The Earth is not completely round; it bulges slightly in the middle. The Earth’s magnetic poles also aren’t completely in line with its geographical poles, and so it is tilted, resulting in the Van Allen belts also being tilted. The SAA is where the inner Van Allen radiation belt is at its lowest altitude and so at its closest point to the Earth. Due to the tilt, the magnetic field is strongest in the North, leaving an area above the South Atlantic and Brazil right in the path of the Van Allen belt.

It’s not dangerous to the Earth. But it causes havoc to any satellites and other spacecraft such the International Space Station (ISS) that pass through the area, as well as to the people on board – something Virts knows all too well from both his 2010 flight and his time aboard the ISS in 2014.

As well as the white flashes that astronauts report seeing, their computers get affected. “We have an acronym for everything at Nasa,” says Virts. “And these are SEU’s – single event upsets. It just means your computer hiccups and it happens fairly often.

Polar lights can look dramatic from earth but are even more impressive from space, says Terry Virts (Credit: Getty Images)


“This is a well-known area where all different types of satellites – not just a space station with people, but normal communication satellites and others – have problems,” he adds. “You want to kind of get through there as fast as you can on the way to the Moon, or wherever you’re going.”

At the moment, the Hubble Space Telescope, for example, cannot take astronomical observations while flying through the region.

So how do spacecraft and their passengers protect themselves from this pummelling of radiation? Water is the best shield, says Virts. On the ISS, the astronauts use a “water wall”. “It’s just a bunch of this big 50lb [23kg] water bags,” he says – though they aren’t wrapped around the astronauts’ sleeping quarters.

The radiation is closely monitored for the duration of space missions. “There are several electronic radiation detectors that just count radiation hits and send the data back to Earth,” says Virts. “We each carry a radiation monitor with us the entire time we’re in space… I kept that in my pocket for my entire mission, on both of my missions. Even when I went outside on my spacewalks, I brought it with me in my space suit.”

This fight between the Earth’s magnetic field and the solar wind also has another surprising effect: the Aurora, or the Northern and Southern Lights. This is caused when the highly charged particles from the sun hit the Earth’s atmosphere, causing a glowing green light display.

On Earth, people travel thousands of miles to see the Aurora. But while on the ISS, Virts had the best view of all. “From space the Northern lights look very different to the Southern lights,” he explains. “The Northern Lights from the Space Station’s point of view were always this thin band off in the distance and the Southern Lights were always this much bigger cloud, much closer to the space station.”

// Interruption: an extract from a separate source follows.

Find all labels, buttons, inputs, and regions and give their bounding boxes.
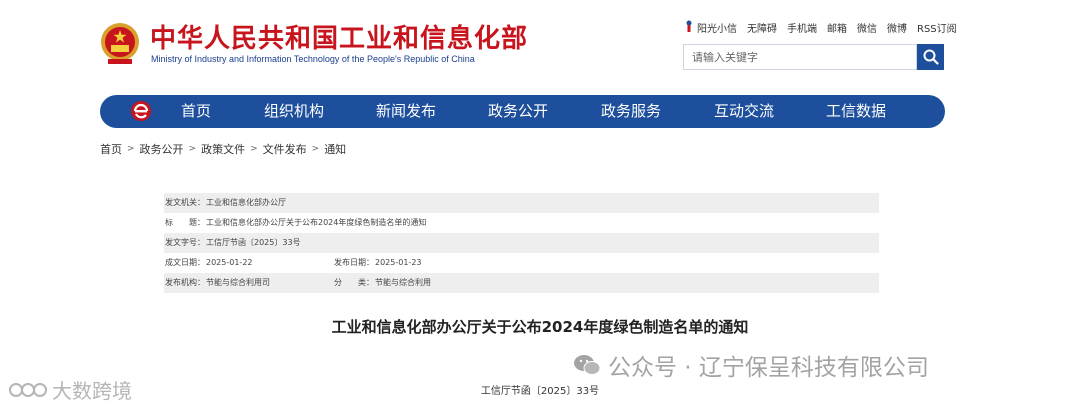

Of his 215 days in space, this sight has stayed with him. “You’re floating and you’re flying through this gigantic green and red dancing cloud,” he says. “There’s nothing like it on Earth.”

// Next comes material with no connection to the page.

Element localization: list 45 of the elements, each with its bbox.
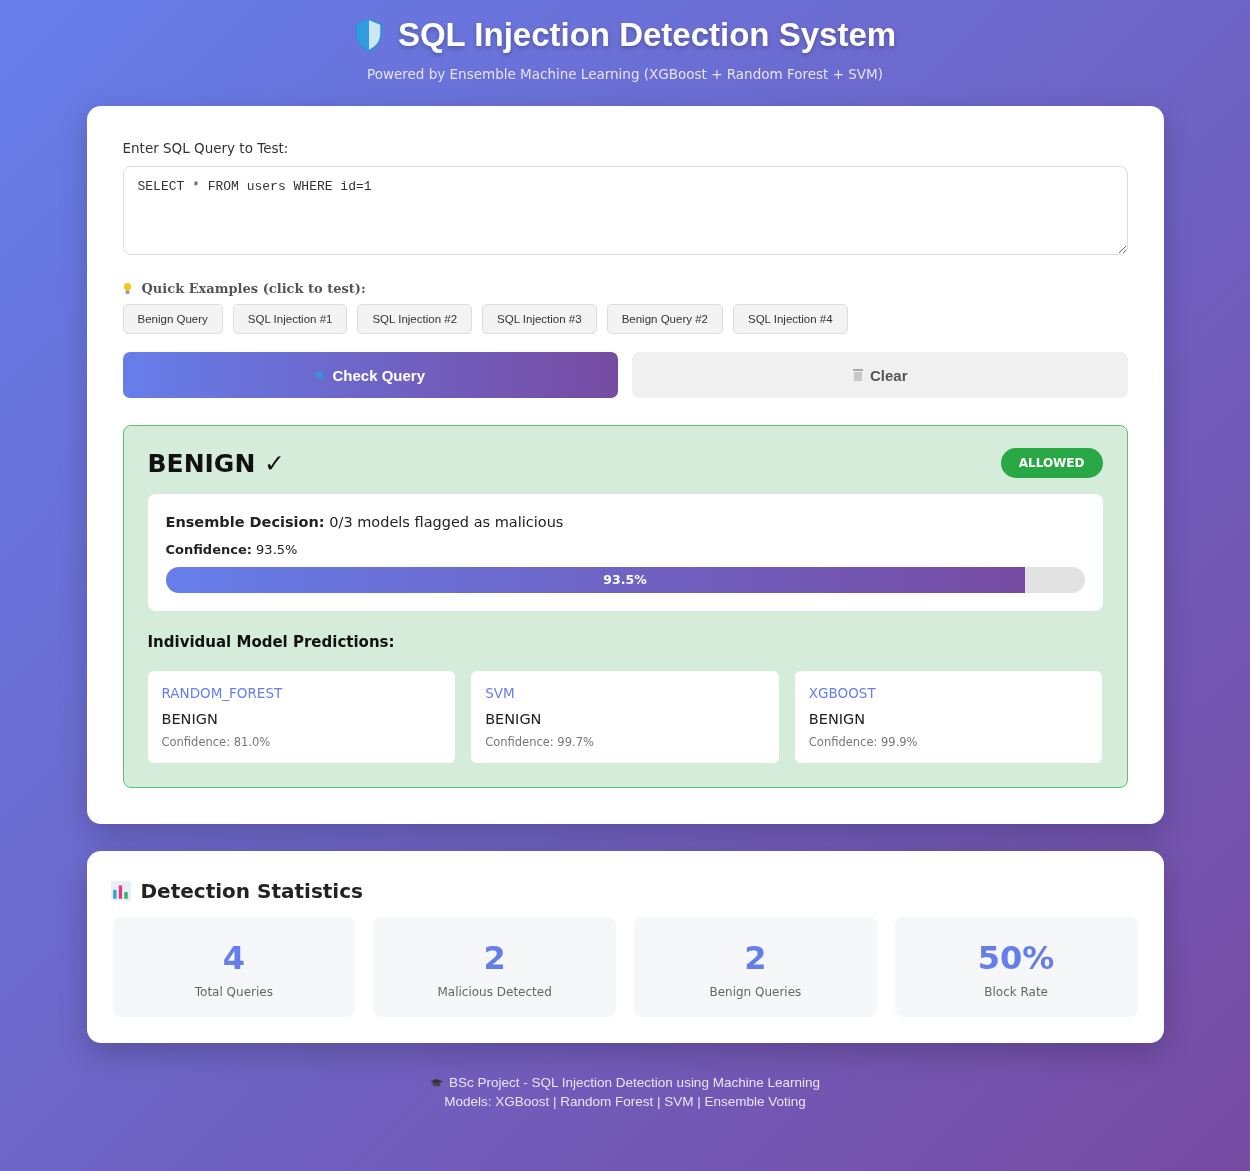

As more spacecraft are launched, they will have to be more resilient to the triangle's effect (Credit: Getty Images)

No matter how beautiful the view, as spaceflight becomes more common and missions more distant, spacecraft need to improve their resilience to SAA and its radiation exposure.

“As we go deeper into the Solar System and further away from Earth, we won’t have mission control to help us instantly,” Virts says. “We might have to wait a few minutes because of the speed of light to get a reply. So computers need to be better with artificial intelligence, and so on.

“And the more powerful computer you get, the more susceptible it is to radiation problems.

“That’ll be a really important thing for future space exploration.”